One parent’s ski racing story
Ben Moore, founder of family ski website Parallel Trails, is evangelistic about the benefits of ski racing for his children Seb, 14 (pictured above in blue) and Ollie, 12 (pictured at the top of the page). After a couple of family ski trips, the boys joined their local race club at Bowles dry slope in East Sussex. Every Friday night from 5.30pm they train for two hours. The club has members from the ages of six to 76, so they get to mix with a lot of different people and get technique coaching to hone their skills.
“Seb and Ollie [shown on the left, with Seb on the right] compete in slalom races in London and South East and Southern regions,” says Ben. “This allows them to challenge for podium places against other skiers in their age group.
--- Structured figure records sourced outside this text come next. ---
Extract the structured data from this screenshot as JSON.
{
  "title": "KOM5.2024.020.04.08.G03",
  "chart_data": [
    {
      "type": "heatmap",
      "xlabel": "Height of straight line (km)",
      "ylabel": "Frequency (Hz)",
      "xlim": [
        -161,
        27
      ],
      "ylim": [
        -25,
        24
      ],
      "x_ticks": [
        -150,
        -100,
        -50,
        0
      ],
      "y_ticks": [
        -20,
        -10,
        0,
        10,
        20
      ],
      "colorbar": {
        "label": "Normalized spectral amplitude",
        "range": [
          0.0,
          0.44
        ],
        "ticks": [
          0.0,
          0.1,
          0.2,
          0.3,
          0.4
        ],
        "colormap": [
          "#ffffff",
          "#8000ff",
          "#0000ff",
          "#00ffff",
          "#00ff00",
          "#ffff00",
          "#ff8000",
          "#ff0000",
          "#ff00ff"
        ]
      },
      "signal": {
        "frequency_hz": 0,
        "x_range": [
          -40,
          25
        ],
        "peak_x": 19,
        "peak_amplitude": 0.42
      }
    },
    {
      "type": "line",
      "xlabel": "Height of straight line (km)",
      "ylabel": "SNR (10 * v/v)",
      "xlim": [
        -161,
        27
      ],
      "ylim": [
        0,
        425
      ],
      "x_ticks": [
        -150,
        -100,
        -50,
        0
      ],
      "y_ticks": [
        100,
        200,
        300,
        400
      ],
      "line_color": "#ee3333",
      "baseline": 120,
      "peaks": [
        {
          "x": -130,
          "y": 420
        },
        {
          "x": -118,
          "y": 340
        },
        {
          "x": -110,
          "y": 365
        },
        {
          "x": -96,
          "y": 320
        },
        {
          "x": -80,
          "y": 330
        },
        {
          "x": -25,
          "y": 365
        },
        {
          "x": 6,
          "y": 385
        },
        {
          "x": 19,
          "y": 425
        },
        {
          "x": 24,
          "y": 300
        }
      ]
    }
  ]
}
It gives them a focus to their skiing all year round when they’re not on holiday with mum and dad. They love the challenge of pushing themselves and the chance of winning medals.”
“Ski racing really accelerates a child’s learning and technique. Don’t be put off getting involved in this because you think it’s only for wannabee Lindsey Vonns or Marcel Hirschers. Your son or daughter doesn’t have to want to be an Olympic Champion to get a real buzz and boost out of ski racing. Get them involved and they will grow up to be the best skiers they can be, with a love for being on the slopes.”
Join a ski race camp
As well as regular club nights at slopes in the UK, there are also a number of junior race camps around the UK and in Europe, where your child can immerse themselves in ski racing for days at a time with others their own age. Here is a selection of the best:
Snoworks runs junior race camps during the summer and autumn on the Grand Motte Glacier in Tignes, and one-day sessions in the UK
Alpine Training Centre runs camps in Scotland and across Europe’s glaciers
Ski 2 runs race training camps for youngsters in the family-friendly resort of Champoluc, Italy
Team Evolution runs camps around the UK
Le Chardon in Val d’Isere has just launched a teen race clinic with British Olympian Alain Baxter and U21 slalom champion Zak Vinter
One youngster’s racing story
Zak Vinter, 18, is the current British U21 slalom champion and has recently received sponsorship from Le Chardon in Val d’Isère.
“I’d advise kids to get into it wherever they can, at an indoor slope or artificial slope and keep training,” says Zak. “It’s better to get some experience on snow, but indoors you can get the same feeling and work a lot on the basics.”
Zak adds: “If they do want to take it further and aim for the British team it has massive rewards — getting up every day and being in a beautiful environment, it’s not a bad place to be. It is a lot of hard work but has its benefits — I can see the pathway I’m on and what I want to achieve.”